While Mobley arises in the hiring context, its implications extend beyond applicant screening. If an AI system is treated as part of the decision-making process itself, it cannot be characterized as a neutral tool. Instead, it becomes subject to the same scrutiny—and the same requirement that employers can explain, justify, and defend the outcomes it produces. That framing is particularly relevant in the RIF context, where employers increasingly rely on structured scoring, ranking, and analytics tools to identify employees for termination.
Regulation Is Catching Up: AI Use Triggers Obligations
Regulators are codifying these same concerns.
As discussed in prior guidance, California’s framework governing automated decision systems makes clear that AI tools used in employment—including in evaluation and termination decisions—are subject to the same anti-discrimination standards as traditional processes. Employers cannot treat these tools as insulated from liability or insulated from bias. They must be governed, auditable, and explainable.
Other jurisdictions are going further. Colorado’s Artificial Intelligence Act (SB 24-205), for example, imposes affirmative obligations on employers using “high-risk” AI systems—including those influencing employment decisions—to use reasonable care to prevent algorithmic discrimination. The law requires risk management, impact assessment, and oversight mechanisms designed to ensure accountability.
These developments reflect a broader shift: as reliance on AI expands, so does the expectation that employers can justify, audit, and defend how those systems are used.
Practical Guidance: Rethinking RIF Planning
Employers should assume that any system used to inform RIF decisions—including AI tools, rankings, or scoring models—will be discoverable and subject to scrutiny. That makes front-end diligence critical: conduct pre-decision impact and consistency reviews, and ensure the process is explainable. In jurisdictions like California, reliance on technology is not a shield—it may increase scrutiny—so employers must be prepared to defend both the process and the outcome.

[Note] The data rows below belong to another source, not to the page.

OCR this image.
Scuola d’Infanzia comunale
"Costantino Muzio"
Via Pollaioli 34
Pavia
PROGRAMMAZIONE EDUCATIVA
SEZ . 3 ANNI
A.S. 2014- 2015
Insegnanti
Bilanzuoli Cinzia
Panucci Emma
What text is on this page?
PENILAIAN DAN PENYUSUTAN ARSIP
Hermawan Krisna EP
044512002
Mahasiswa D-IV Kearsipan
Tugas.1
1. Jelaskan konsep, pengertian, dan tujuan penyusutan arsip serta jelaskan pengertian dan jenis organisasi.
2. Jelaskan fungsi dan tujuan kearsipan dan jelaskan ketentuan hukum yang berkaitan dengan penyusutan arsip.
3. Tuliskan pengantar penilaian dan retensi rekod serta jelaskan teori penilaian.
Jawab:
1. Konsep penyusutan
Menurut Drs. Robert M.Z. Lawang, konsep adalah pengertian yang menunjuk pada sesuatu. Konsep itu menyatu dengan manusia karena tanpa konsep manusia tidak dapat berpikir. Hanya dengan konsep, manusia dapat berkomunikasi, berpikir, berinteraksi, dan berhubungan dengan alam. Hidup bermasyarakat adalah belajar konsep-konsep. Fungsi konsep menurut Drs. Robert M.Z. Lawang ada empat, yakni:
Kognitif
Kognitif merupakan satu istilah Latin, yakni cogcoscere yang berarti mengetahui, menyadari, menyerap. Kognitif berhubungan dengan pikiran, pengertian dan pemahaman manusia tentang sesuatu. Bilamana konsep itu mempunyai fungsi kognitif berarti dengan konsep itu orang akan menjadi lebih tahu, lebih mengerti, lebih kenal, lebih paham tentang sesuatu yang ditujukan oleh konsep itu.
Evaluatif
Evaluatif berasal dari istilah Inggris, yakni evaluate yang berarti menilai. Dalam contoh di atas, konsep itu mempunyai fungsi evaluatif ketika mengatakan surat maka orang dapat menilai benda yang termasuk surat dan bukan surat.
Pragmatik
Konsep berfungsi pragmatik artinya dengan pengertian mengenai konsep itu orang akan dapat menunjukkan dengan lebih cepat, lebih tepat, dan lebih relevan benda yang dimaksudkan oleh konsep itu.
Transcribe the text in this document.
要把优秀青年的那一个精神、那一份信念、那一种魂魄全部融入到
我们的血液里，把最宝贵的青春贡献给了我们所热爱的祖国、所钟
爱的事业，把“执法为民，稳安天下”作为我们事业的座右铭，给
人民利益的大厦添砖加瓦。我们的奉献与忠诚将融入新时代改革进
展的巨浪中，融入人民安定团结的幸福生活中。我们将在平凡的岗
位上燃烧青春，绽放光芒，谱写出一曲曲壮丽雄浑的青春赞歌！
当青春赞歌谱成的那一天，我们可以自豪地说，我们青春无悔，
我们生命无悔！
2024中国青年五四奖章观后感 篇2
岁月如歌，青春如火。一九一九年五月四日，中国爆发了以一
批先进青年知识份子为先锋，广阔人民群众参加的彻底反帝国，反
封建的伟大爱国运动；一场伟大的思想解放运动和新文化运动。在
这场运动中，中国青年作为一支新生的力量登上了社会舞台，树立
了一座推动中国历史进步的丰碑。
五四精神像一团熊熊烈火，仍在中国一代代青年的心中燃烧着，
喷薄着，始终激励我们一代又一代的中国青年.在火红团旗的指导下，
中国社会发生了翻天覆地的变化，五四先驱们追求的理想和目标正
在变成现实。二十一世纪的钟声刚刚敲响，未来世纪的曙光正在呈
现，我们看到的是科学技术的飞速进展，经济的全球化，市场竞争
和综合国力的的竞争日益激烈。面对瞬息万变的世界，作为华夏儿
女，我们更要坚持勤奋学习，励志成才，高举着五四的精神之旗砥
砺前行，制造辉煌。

Documentation should also be built in real time. Records should clearly define selection criteria, reflect how they were applied, and tie decisions to legitimate business objectives—and specifically document any aspect of the process involving AI.
Takeaway
As employers increasingly rely on AI and data-driven tools, RIF-related risk is changing in kind—not just degree. In jurisdictions like California, reliance on automated systems does not reduce liability—it heightens the expectation that employers can explain, audit, and defend their decisions.
At the same time, emerging litigation suggests AI may be treated not merely as a tool, but as a participant in the decision-making process, making outcomes directly attributable to the employer. RIF decisions are no longer just business judgments—they are structured systems subject to reconstruction and challenge.